Lemongrass is a herb that barely needs any introduction for the people of East and West India, and now, the world has started to recognize just how vital this excellent root can be! Along with the anti-inflammation ability, lemongrass can help relieve stress, anxiety, and pain. It is also an antioxidant which is a plus point on its own. Lemongrass is proven to protect from infections as well, and the research done on it might not be that extensive yet, but it goes on to demonstrate its usefulness.
How to use Lemongrass to Aid for Cold and Flu:
Lemongrass is taken chiefly in the form of tea. Lemongrass can be a fantastic addition to your diet, beneficial for your health and taste buds. After buying it, follow these steps-
1. Boil a cup of water.
2. Immerse the stalks in it for a little while.
3. Now, strain out the water from the stalks.
4. Pour that water into your tea. You can also add ice to it.
Black pepper is probably one of the most commonly used spices in your kitchen cabinet. But it also contains insurmountable amounts of vitamin C, making it a natural immunity supplement used in everyday cooking. Black pepper, surprisingly, also works as an organic form of antibiotic, which makes it an indispensable front-line spice for the cold and flu season.

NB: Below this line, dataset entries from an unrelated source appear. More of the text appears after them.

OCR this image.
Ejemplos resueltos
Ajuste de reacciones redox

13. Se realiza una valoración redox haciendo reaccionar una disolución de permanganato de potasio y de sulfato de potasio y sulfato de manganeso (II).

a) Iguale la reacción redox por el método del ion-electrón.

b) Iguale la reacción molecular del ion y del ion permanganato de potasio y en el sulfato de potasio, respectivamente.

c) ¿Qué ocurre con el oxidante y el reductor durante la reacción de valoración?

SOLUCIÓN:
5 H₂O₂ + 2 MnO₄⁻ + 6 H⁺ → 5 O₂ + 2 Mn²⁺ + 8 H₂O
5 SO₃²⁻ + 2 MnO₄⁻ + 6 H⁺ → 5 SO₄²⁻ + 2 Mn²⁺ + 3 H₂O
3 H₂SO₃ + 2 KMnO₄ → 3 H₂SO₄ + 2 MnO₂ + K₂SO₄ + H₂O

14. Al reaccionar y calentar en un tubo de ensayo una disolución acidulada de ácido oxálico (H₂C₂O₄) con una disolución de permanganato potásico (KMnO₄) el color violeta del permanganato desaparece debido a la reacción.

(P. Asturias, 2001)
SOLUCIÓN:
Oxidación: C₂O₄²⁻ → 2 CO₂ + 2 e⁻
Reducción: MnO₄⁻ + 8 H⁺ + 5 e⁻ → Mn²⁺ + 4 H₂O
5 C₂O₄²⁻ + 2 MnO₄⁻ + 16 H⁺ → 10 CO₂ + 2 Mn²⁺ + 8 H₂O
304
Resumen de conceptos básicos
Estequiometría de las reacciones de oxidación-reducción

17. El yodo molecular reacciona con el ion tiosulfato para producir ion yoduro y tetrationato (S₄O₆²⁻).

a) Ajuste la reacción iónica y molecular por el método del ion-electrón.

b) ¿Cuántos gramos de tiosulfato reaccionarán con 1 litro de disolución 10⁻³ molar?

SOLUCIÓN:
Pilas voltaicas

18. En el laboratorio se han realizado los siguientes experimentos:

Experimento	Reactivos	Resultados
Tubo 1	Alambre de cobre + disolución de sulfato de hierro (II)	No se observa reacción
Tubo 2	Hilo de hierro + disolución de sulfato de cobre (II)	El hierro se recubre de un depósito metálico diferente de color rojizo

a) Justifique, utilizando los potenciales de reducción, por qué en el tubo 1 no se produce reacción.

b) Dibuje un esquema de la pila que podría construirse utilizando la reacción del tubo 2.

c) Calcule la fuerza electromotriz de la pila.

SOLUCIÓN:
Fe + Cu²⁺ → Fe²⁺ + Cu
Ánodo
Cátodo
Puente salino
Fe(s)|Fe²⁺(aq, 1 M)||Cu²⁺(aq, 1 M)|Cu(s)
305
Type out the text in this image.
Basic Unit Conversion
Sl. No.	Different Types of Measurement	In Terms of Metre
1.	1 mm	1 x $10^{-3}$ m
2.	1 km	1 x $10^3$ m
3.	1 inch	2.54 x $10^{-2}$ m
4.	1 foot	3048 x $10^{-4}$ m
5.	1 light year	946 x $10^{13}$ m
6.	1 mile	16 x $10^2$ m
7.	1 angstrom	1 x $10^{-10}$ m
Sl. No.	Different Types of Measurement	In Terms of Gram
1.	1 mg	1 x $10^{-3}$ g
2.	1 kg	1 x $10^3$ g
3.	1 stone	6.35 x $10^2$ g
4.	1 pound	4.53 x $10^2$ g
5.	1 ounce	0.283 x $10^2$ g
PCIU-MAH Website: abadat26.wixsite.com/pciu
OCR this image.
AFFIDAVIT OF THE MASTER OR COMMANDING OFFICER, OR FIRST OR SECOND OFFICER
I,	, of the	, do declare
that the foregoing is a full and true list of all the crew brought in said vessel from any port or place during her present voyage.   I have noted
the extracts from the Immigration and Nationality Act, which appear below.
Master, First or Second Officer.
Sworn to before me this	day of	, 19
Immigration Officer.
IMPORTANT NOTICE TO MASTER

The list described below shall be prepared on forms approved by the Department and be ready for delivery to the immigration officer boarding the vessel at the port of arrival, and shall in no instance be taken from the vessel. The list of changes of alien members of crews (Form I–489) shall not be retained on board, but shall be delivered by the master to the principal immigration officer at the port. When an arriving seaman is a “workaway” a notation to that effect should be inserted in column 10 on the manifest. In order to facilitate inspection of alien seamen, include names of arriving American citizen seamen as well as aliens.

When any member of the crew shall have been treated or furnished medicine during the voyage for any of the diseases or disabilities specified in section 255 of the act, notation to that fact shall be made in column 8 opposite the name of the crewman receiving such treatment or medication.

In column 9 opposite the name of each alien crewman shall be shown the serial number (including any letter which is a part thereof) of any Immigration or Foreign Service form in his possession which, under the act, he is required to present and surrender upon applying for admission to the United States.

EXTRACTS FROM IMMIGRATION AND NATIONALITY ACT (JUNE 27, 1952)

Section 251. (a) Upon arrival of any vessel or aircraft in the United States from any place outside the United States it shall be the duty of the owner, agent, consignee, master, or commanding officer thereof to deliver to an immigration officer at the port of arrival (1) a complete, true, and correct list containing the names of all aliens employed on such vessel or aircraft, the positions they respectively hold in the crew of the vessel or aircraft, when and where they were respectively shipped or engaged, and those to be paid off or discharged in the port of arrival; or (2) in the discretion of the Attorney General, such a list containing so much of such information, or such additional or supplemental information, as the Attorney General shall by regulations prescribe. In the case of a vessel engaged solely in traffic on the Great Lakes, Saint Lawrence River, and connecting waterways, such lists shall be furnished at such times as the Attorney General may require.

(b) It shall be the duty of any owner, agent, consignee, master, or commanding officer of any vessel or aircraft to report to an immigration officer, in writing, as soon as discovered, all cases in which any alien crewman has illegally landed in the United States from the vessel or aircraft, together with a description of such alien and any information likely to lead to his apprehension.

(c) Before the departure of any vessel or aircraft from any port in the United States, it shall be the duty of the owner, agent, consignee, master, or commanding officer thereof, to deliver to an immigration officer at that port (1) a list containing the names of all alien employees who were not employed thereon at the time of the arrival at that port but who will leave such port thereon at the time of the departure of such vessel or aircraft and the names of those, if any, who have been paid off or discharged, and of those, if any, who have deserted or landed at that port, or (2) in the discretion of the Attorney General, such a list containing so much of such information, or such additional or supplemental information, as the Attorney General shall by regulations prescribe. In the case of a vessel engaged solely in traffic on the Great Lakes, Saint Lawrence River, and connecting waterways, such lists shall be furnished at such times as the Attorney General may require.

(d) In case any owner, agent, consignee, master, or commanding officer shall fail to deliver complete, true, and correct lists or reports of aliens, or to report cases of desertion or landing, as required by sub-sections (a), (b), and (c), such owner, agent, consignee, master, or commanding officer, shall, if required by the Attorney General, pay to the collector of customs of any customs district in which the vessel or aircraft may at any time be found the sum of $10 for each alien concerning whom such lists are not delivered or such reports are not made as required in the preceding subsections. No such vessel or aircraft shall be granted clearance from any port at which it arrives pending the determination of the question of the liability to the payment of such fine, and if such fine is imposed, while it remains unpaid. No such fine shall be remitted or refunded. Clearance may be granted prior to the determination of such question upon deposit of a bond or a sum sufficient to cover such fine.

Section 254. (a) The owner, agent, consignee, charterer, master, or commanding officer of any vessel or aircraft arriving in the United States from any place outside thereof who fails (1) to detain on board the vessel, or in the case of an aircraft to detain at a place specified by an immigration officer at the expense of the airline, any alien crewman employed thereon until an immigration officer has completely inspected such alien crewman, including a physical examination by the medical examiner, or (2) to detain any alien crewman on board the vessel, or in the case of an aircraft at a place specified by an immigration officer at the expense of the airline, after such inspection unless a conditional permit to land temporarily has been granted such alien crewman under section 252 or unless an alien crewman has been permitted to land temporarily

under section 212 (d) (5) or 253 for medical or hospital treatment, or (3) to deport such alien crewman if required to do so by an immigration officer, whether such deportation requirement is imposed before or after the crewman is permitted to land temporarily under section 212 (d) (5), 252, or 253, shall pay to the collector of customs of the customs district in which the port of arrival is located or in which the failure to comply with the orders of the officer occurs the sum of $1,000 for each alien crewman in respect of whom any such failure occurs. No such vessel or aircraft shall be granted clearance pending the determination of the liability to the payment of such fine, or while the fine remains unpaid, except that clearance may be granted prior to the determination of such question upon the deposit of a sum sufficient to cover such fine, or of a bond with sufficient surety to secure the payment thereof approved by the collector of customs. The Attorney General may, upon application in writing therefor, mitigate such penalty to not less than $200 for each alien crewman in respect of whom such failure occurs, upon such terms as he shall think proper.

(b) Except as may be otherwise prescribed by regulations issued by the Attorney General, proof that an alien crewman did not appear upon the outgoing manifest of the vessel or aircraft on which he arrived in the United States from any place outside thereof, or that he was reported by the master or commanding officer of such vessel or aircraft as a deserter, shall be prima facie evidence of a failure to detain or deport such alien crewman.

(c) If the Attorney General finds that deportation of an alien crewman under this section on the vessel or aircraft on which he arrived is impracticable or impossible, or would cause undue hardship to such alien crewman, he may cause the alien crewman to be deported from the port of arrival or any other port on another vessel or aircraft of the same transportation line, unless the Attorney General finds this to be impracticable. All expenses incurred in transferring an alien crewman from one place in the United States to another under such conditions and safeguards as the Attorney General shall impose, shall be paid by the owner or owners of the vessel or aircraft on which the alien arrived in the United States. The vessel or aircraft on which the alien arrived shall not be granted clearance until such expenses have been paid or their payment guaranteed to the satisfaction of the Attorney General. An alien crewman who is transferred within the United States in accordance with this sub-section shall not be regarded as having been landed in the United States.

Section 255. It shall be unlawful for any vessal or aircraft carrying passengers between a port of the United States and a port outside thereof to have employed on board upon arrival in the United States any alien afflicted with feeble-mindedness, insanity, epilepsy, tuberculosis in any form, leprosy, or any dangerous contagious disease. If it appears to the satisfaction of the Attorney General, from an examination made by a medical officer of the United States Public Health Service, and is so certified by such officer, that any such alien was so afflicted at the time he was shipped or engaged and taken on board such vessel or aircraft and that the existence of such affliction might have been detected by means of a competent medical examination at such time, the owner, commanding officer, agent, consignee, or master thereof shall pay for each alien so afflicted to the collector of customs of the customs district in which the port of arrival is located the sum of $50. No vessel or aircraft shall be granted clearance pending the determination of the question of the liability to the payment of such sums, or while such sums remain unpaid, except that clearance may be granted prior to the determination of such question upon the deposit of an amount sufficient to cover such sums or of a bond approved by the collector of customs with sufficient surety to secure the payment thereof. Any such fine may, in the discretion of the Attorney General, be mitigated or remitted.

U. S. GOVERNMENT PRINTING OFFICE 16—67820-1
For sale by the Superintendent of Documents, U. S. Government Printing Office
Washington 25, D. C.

The antiviral properties contained in it are immense and works wonders on coughs that won’t go away.
How to use Black Pepper to Aid for Cold and Flu:
(For natural cough medicine)
1. Heat 3-4 tablespoons of honey in a small saucepan over a low flame.
2. Turn off the flame as soon as bubbles start to form along the sides.
3. Add in 2-3 pinches of black pepper and salt into the honey.
4. Store the honey in a jar and eat it anytime you face stubborn flu.
The tiny green pods you’ve probably seen in masala chai recipes are the most significant source of antioxidants nature has to offer. Cardamoms are known as anti-mucus pods due to their oils, which help decongest and fight off flu and colds while also acting as strong antiseptics to get rid of germs multiplying in your throat, which are inevitable in winters.
How to use cardamom to Aid for Cold and Flu:
While a good strong cup of masala chai will do a whole lot of good to your body in cold months, you can get the most out of cardamom pods by chewing them whole.
1. Bite into a pod and chew the seeds inside it.
2. When you swallow them, they will give an instant soothing effect to your throat and combat your cold quicker.
3. However, you can always mix it up with something else or grind them and add them to your tea. Suit yourself because you should take it your way than not at all!
Looking at the small and unimpressive black seeds, you may not hold them up too much. But once you delve into the chemical properties of these seeds, you might think differently. The nigella seeds are actual powerhouses of nutrients and compounds that are frontline fighters against colds and flu and effective in almost every sphere of medical issues. In addition, they hold remedies for numerous disorders and diseases. These seeds are supplements that can have their ground in terms of vitamins and minerals, and rather than cures, they act more as vital preventatives.
How to use Nigella Seeds to Aid for Cold and Flu:
1. The most effective way for incorporating nigella seeds for cold and flu is by drinking a tablespoon of its cold-pressed oil every day in the morning
2. The phytochemicals in it will help with allergies, infections, and sinuses as well.
Where to Buy:
Note: Seek advice from your health practitioner before adding these herbs and spices to your diet. Because some herbs and spices might contraindicate with prescription medications.